Il primo episodio della serie propone da subito uno temi più classici di Koreeda: i rapporti di famiglia. Ryota si muove in quanto padre e marito nel proprio microcosmo quotidiano, allo stesso tempo è fratello e figlio e in quanto tale si creano per lui interessanti (e divertenti) interazioni con la famiglia d’origine, vale a dire con la madre e la sorella. Una prima notazione va fatta a mio avviso con riguardo al personaggio della figlia, la piccola Moe. Il regista sembra distanziarsi dalla figura del “bambino-saggio”, così frequente nei suoi ultimi film. Penso al riguardo non solo ai quattro indimenticabili fratelli di Nobody Knows, ma anche ai bambini in Still Walking o, per citare una delle ultime opere, ai due fratelli separati di I wish. Erano bambini equilibrati, saggi spesso molto più dei loro padri e delle loro madri, ma pur sempre portatori di quella ingenuità e freschezza tipica dell’infanzia. Al contrario Moe non riesce ad essere una bambina simpatica: dal primo momento ci appare supponente e infastidita. Al padre che le chiede se si sia divertita a scuola risponde impassibile: «divertirsi non è uno dei motivi per andare a scuola». Il suo atteggiamento fa da evidente contraltare all’entusiasmo infantile del padre, quasi il regista abbia voluto “giocare” ad un interessante esperimento di ribaltamento di ruoli: Ryota è un personaggio che ho trovato stupendo, un padre-bambino che sgrana occhi sorpresi di fronte agli eventi inspiegabili della vita, che si rapporta con disagio con la figlia-madre-maestra (gli sguardi perplessi di Abe Hiroshi rendono al meglio la situazione), che inscena senza riuscire a trattenersi, nello scompartimento di un treno, il salto di uno sciatore, come quando da bambino guardava la televisione e fantasticava. Ryota è tenero e comico al tempo stesso.
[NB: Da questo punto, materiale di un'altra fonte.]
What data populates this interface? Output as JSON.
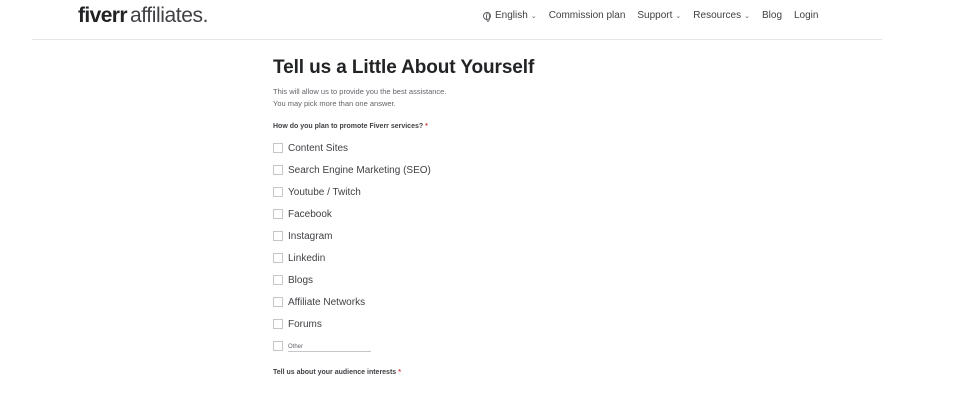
{
  "header": {
    "logo_main": "fiverr",
    "logo_sub": "affiliates.",
    "nav": [
      {
        "label": "English",
        "has_dropdown": true,
        "icon": "globe-icon"
      },
      {
        "label": "Commission plan",
        "has_dropdown": false
      },
      {
        "label": "Support",
        "has_dropdown": true
      },
      {
        "label": "Resources",
        "has_dropdown": true
      },
      {
        "label": "Blog",
        "has_dropdown": false
      },
      {
        "label": "Login",
        "has_dropdown": false
      }
    ]
  },
  "form": {
    "title": "Tell us a Little About Yourself",
    "intro_line1": "This will allow us to provide you the best assistance.",
    "intro_line2": "You may pick more than one answer.",
    "question1": "How do you plan to promote Fiverr services?",
    "required_mark": "*",
    "options": [
      "Content Sites",
      "Search Engine Marketing (SEO)",
      "Youtube / Twitch",
      "Facebook",
      "Instagram",
      "Linkedin",
      "Blogs",
      "Affiliate Networks",
      "Forums"
    ],
    "other_placeholder": "Other",
    "question2": "Tell us about your audience interests"
  },
  "colors": {
    "required": "#d03c3c",
    "text": "#404145",
    "title": "#222325",
    "border": "#c5c6c9"
  }
}
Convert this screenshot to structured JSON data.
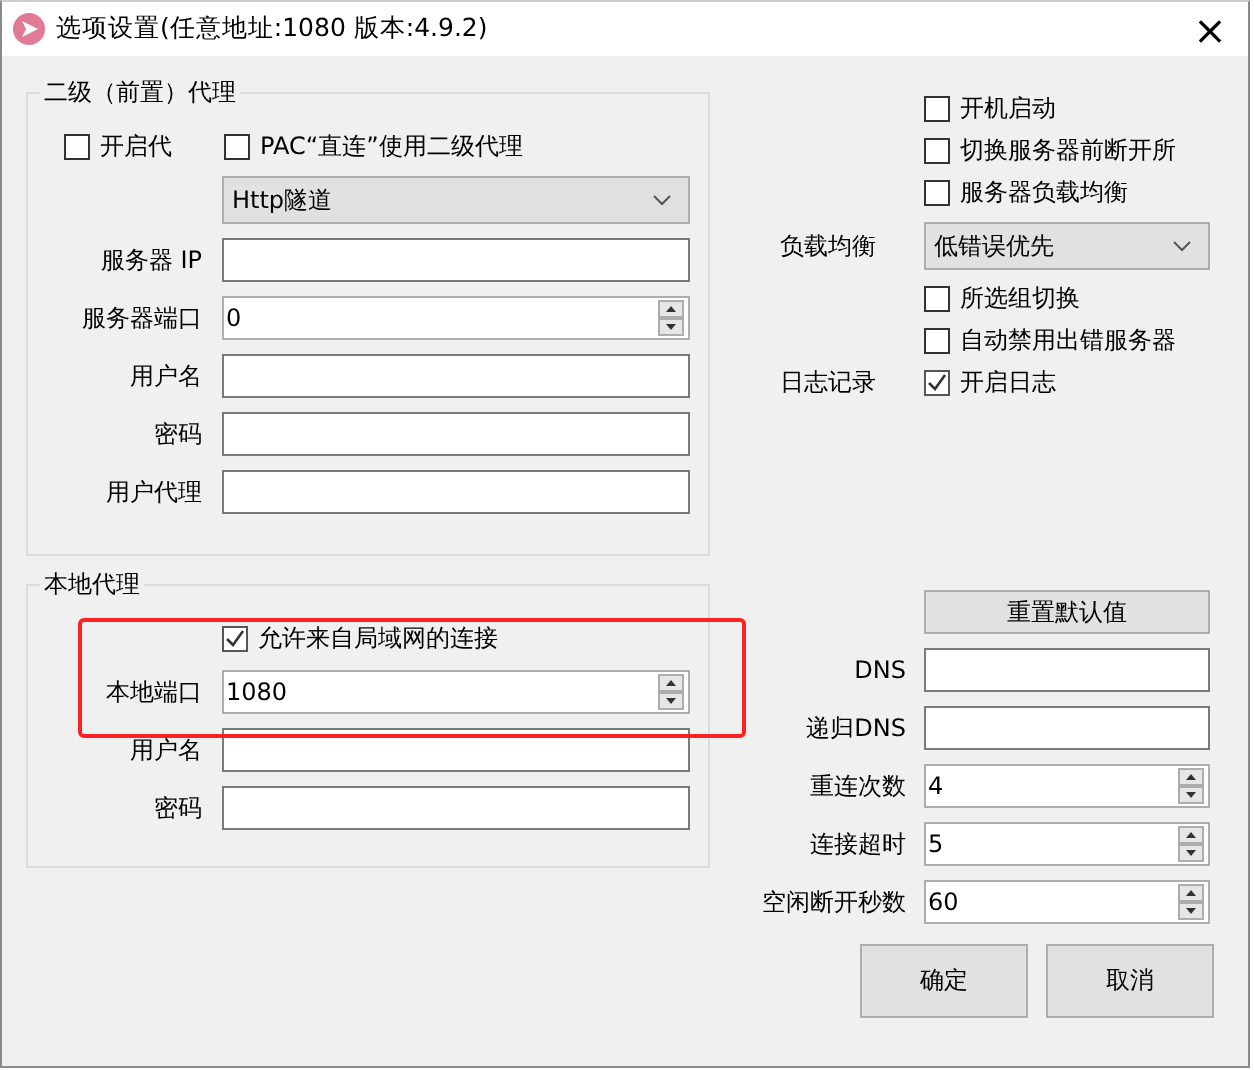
{
  "window": {
    "title": "选项设置(任意地址:1080 版本:4.9.2)",
    "close": "×"
  },
  "upstream_proxy": {
    "title": "二级（前置）代理",
    "options": [
      {
        "label": "开启代",
        "checked": false
      },
      {
        "label": "PAC“直连”使用二级代理",
        "checked": false
      }
    ],
    "protocol": {
      "value": "Http隧道"
    },
    "fields": [
      {
        "label": "服务器 IP",
        "kind": "text"
      },
      {
        "label": "服务器端口",
        "kind": "spin",
        "value": "0"
      },
      {
        "label": "用户名",
        "kind": "text"
      },
      {
        "label": "密码",
        "kind": "text"
      },
      {
        "label": "用户代理",
        "kind": "text"
      }
    ]
  },
  "local_proxy": {
    "title": "本地代理",
    "allow_lan": {
      "label": "允许来自局域网的连接",
      "checked": true
    },
    "fields": [
      {
        "label": "本地端口",
        "kind": "spin",
        "value": "1080"
      },
      {
        "label": "用户名",
        "kind": "text"
      },
      {
        "label": "密码",
        "kind": "text"
      }
    ]
  },
  "general": [
    {
      "kind": "checkbox",
      "label": "开机启动",
      "checked": false
    },
    {
      "kind": "checkbox",
      "label": "切换服务器前断开所",
      "checked": false
    },
    {
      "kind": "checkbox",
      "label": "服务器负载均衡",
      "checked": false
    },
    {
      "kind": "select",
      "caption": "负载均衡",
      "value": "低错误优先"
    },
    {
      "kind": "checkbox",
      "label": "所选组切换",
      "checked": false
    },
    {
      "kind": "checkbox",
      "label": "自动禁用出错服务器",
      "checked": false
    },
    {
      "kind": "checkbox",
      "caption": "日志记录",
      "label": "开启日志",
      "checked": true
    }
  ],
  "reset_button": "重置默认值",
  "network_fields": [
    {
      "label": "DNS",
      "kind": "text"
    },
    {
      "label": "递归DNS",
      "kind": "text"
    },
    {
      "label": "重连次数",
      "kind": "spin",
      "value": "4"
    },
    {
      "label": "连接超时",
      "kind": "spin",
      "value": "5"
    },
    {
      "label": "空闲断开秒数",
      "kind": "spin",
      "value": "60"
    }
  ],
  "buttons": [
    "确定",
    "取消"
  ]
}
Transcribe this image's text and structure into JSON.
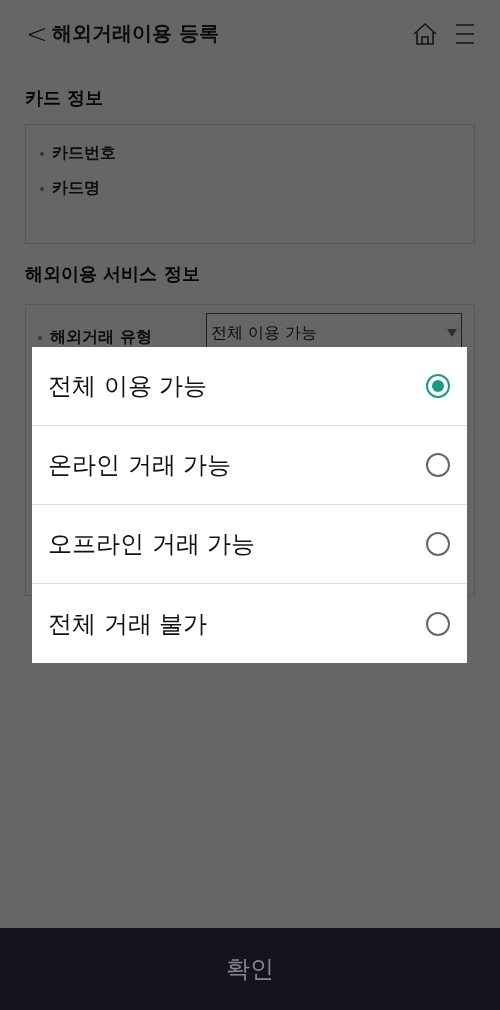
{
  "header": {
    "back": "<",
    "title": "해외거래이용 등록"
  },
  "card_info": {
    "title": "카드 정보",
    "items": [
      "카드번호",
      "카드명"
    ]
  },
  "service_info": {
    "title": "해외이용 서비스 정보",
    "field_label": "해외거래 유형",
    "field_value": "전체 이용 가능"
  },
  "options": [
    {
      "label": "전체 이용 가능",
      "selected": true
    },
    {
      "label": "온라인 거래 가능",
      "selected": false
    },
    {
      "label": "오프라인 거래 가능",
      "selected": false
    },
    {
      "label": "전체 거래 불가",
      "selected": false
    }
  ],
  "confirm_button": "확인"
}
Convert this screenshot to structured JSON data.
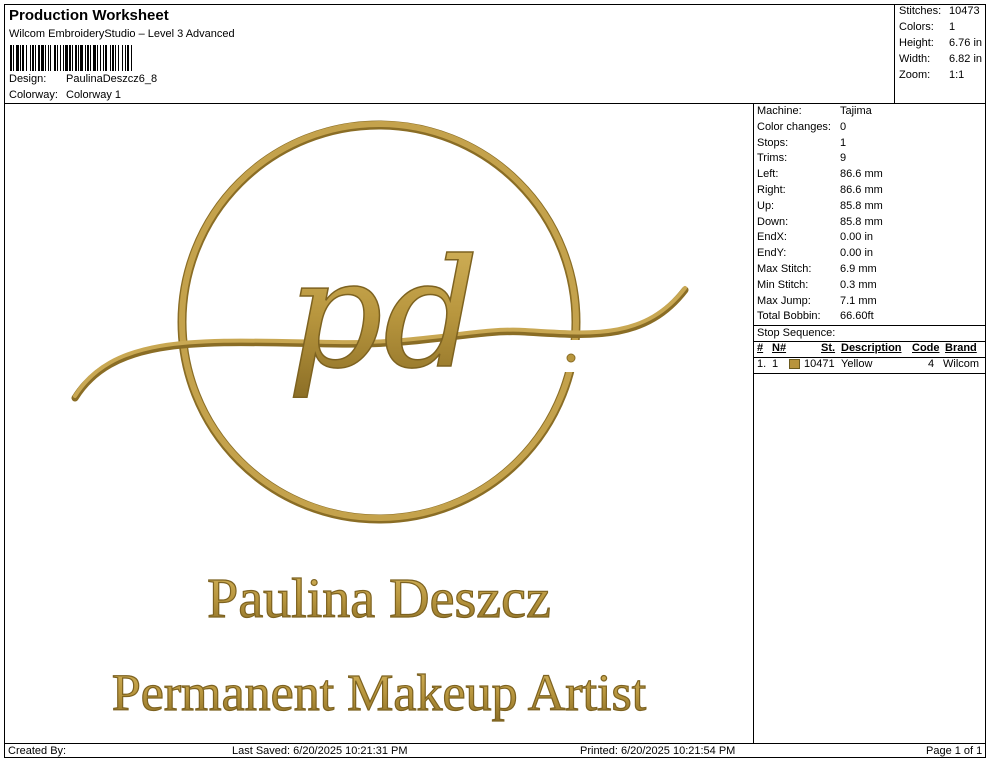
{
  "header": {
    "title": "Production Worksheet",
    "subtitle": "Wilcom EmbroideryStudio – Level 3 Advanced",
    "design_label": "Design:",
    "design_value": "PaulinaDeszcz6_8",
    "colorway_label": "Colorway:",
    "colorway_value": "Colorway 1"
  },
  "stats": {
    "stitches_label": "Stitches:",
    "stitches": "10473",
    "colors_label": "Colors:",
    "colors": "1",
    "height_label": "Height:",
    "height": "6.76 in",
    "width_label": "Width:",
    "width": "6.82 in",
    "zoom_label": "Zoom:",
    "zoom": "1:1"
  },
  "machine_info": [
    {
      "label": "Machine:",
      "value": "Tajima"
    },
    {
      "label": "Color changes:",
      "value": "0"
    },
    {
      "label": "Stops:",
      "value": "1"
    },
    {
      "label": "Trims:",
      "value": "9"
    },
    {
      "label": "Left:",
      "value": "86.6 mm"
    },
    {
      "label": "Right:",
      "value": "86.6 mm"
    },
    {
      "label": "Up:",
      "value": "85.8 mm"
    },
    {
      "label": "Down:",
      "value": "85.8 mm"
    },
    {
      "label": "EndX:",
      "value": "0.00 in"
    },
    {
      "label": "EndY:",
      "value": "0.00 in"
    },
    {
      "label": "Max Stitch:",
      "value": "6.9 mm"
    },
    {
      "label": "Min Stitch:",
      "value": "0.3 mm"
    },
    {
      "label": "Max Jump:",
      "value": "7.1 mm"
    },
    {
      "label": "Total Bobbin:",
      "value": "66.60ft"
    }
  ],
  "stop_sequence": {
    "title": "Stop Sequence:",
    "columns": [
      "#",
      "N#",
      "St.",
      "Description",
      "Code",
      "Brand"
    ],
    "rows": [
      {
        "index": "1.",
        "needle": "1",
        "swatch_color": "#b8943c",
        "stitches": "10471",
        "description": "Yellow",
        "code": "4",
        "brand": "Wilcom"
      }
    ]
  },
  "design": {
    "monogram": "pd",
    "name": "Paulina Deszcz",
    "tagline": "Permanent Makeup Artist",
    "thread_color": "#b8963e",
    "thread_shadow": "#8a6d25"
  },
  "footer": {
    "created_by": "Created By:",
    "last_saved": "Last Saved: 6/20/2025 10:21:31 PM",
    "printed": "Printed: 6/20/2025 10:21:54 PM",
    "page": "Page 1 of 1"
  }
}
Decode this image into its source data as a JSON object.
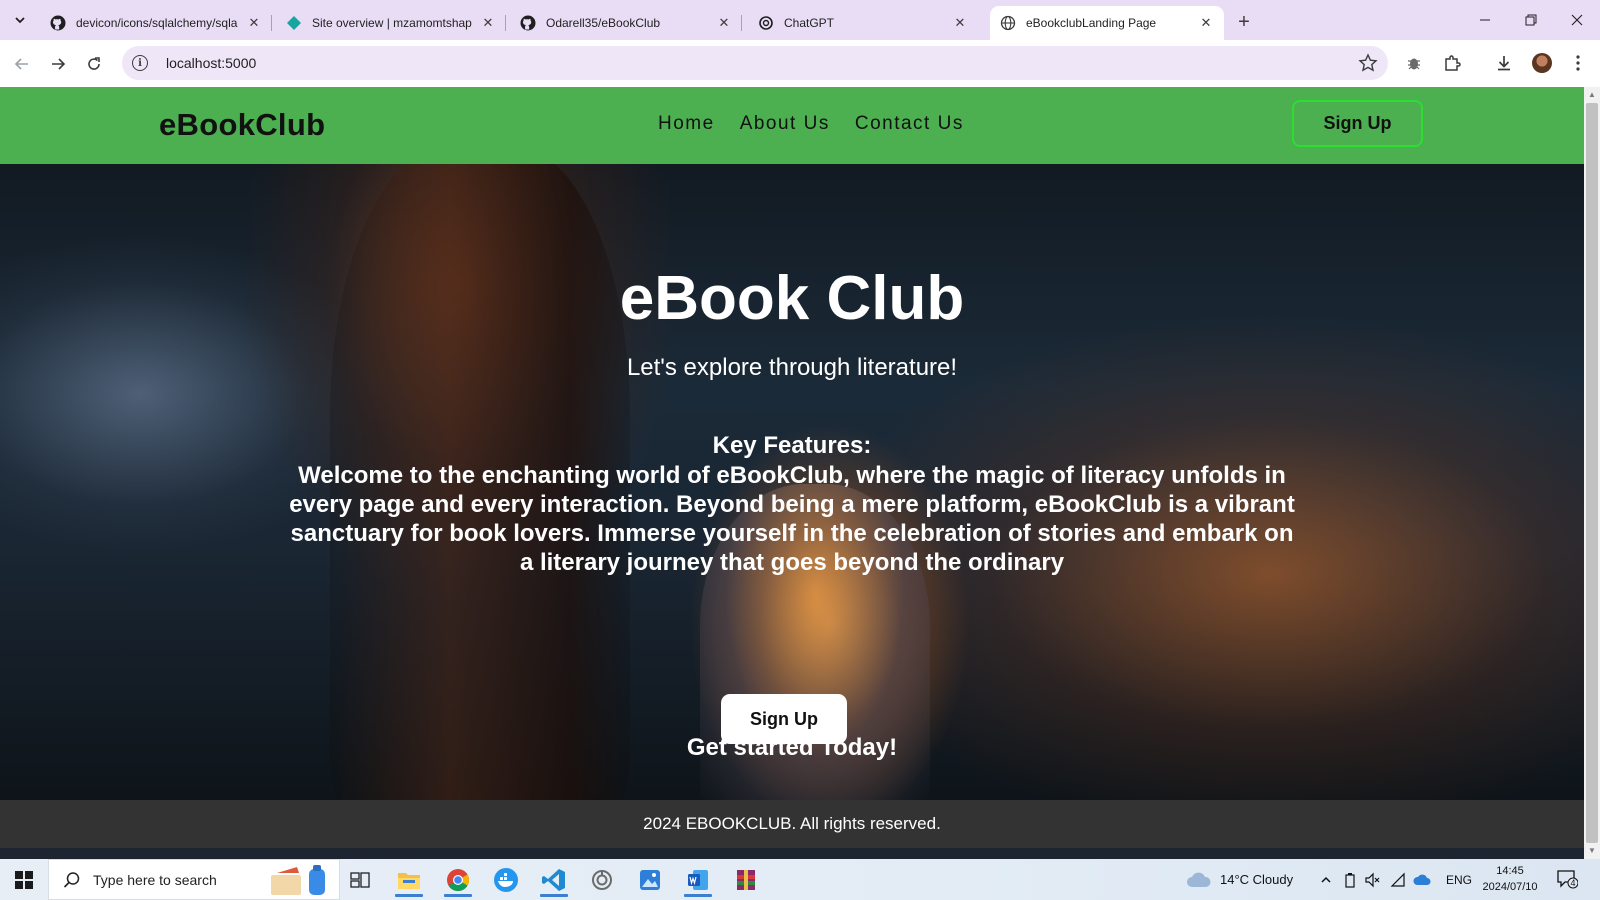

I rapporti con la sorella e la madre sembrano rimandare direttamente a Still Walking, ad un altro personaggio dal medesimo nome Ryota (interpretato sempre da Abe Hiroshi) e a quel tessuto di dialoghi familiari nei quali il regista è maestro. Le sequenze che riguardano la coppia madre-sorella sono a tratti esilaranti.
Un altro tema è quello della soprannaturalità. Il regista, qui più che in precedenti opere, sembra voler mettere in evidenza quanto dichiarato anche in recenti interviste, vale a dire di trovare « molto intrigante quel tipo di “religiosità” tradizionale tipicamente giapponese che individua la presenza della divinità in tutte le cose»: in questo primo episodio non si tratta in effetti di divinità in senso stretto, quanto di entrare nel campo dell’ultraterreno, dell’altro rispetto all’umano. Mi sembra al riguardo indicativo che proprio una delle primissime inquadrature, prima ancora dei titoli di testa, rimandi visivamente ad un evento soprannaturale di un precedente film, quello della “nascita” di Nozomi, la bambola gonfiabile che si trasforma in donna in carne ed ossa in Air Doll: là la ragazza “appariva” in forma umana davanti alla finestra mentre una misteriosa brezza si sollevava improvvisamente; qui, in Going my Home, la macchina da presa riprende dei panni stesi e, mentre si scorge la figura di Ryota che passa all’interno della casa, un vento analogamente improvviso li fa muovere.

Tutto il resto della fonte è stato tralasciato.